Re: How to check if object is an instanceof a class, but not a
sub-class ?
On Thu, 24 Jun 2010 12:45:02 +0000, Andreas Leitgeb wrote:
Eric Sosman <esosman@ieee-dot-org.invalid> wrote:
On 6/23/2010 5:27 PM, Daniel Pitts wrote:
[... using getClass() in equals() ...] Actually, I would use:
if (other == this) { return true; }
if (other == null || other.getClass() != getClass() { return false; }
Hmm. I usually write
if (other == null || other.getClass() != Thing.class)
Is there a reason to prefer one or the other?

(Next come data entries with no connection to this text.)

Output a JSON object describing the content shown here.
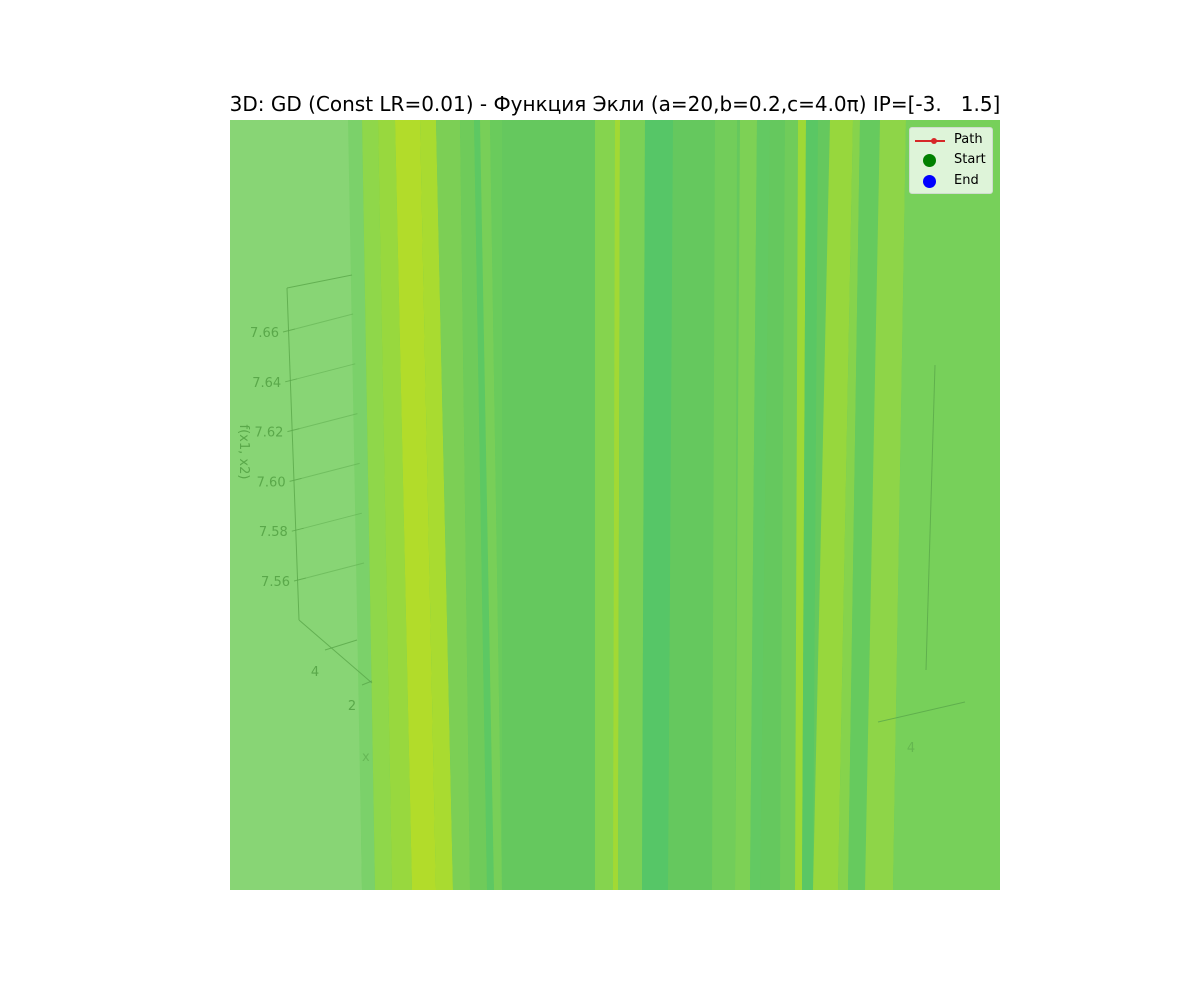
{
  "chart_data": {
    "type": "surface3d",
    "title": "3D: GD (Const LR=0.01) - Функция Экли (a=20,b=0.2,c=4.0π) IP=[-3.   1.5]",
    "zlabel": "f(x1, x2)",
    "z_ticks": [
      "7.66",
      "7.64",
      "7.62",
      "7.60",
      "7.58",
      "7.56"
    ],
    "x_ticks": [
      "4",
      "2"
    ],
    "right_ticks": [
      "4"
    ],
    "zlim": [
      7.55,
      7.67
    ],
    "legend": {
      "placement": "top-right",
      "entries": [
        {
          "label": "Path",
          "color": "#d62728",
          "marker": "line"
        },
        {
          "label": "Start",
          "color": "#008000",
          "marker": "dot"
        },
        {
          "label": "End",
          "color": "#0000ff",
          "marker": "dot"
        }
      ]
    },
    "surface_colormap": "viridis",
    "grid": true
  }
}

I'm rather surprised to see .equals() being called an exceptional
usecase for exact class-check.
From previous discussions here and elsewhere, I had gathered, that
the "really correct" way to handle (non-trivial!) .equals() in a class
hierarchy would be to make all non-leaf-classes abstract.
Making all non-leaf classes abstract is an example of poor design.
public class Bird {
public boolean getCanFly() {
return true;
}
}
public class Penguin extends Bird {
public boolean getCanFly() {
return false;
}
}
Are you saying that class Bird ought not to be instantiable? Are you
saying I ought to add a class:
public class InstantiableBird extends Bird {} ?
which has no new semantic content, which overrides or specialises
nothing, and that's 'really correct'?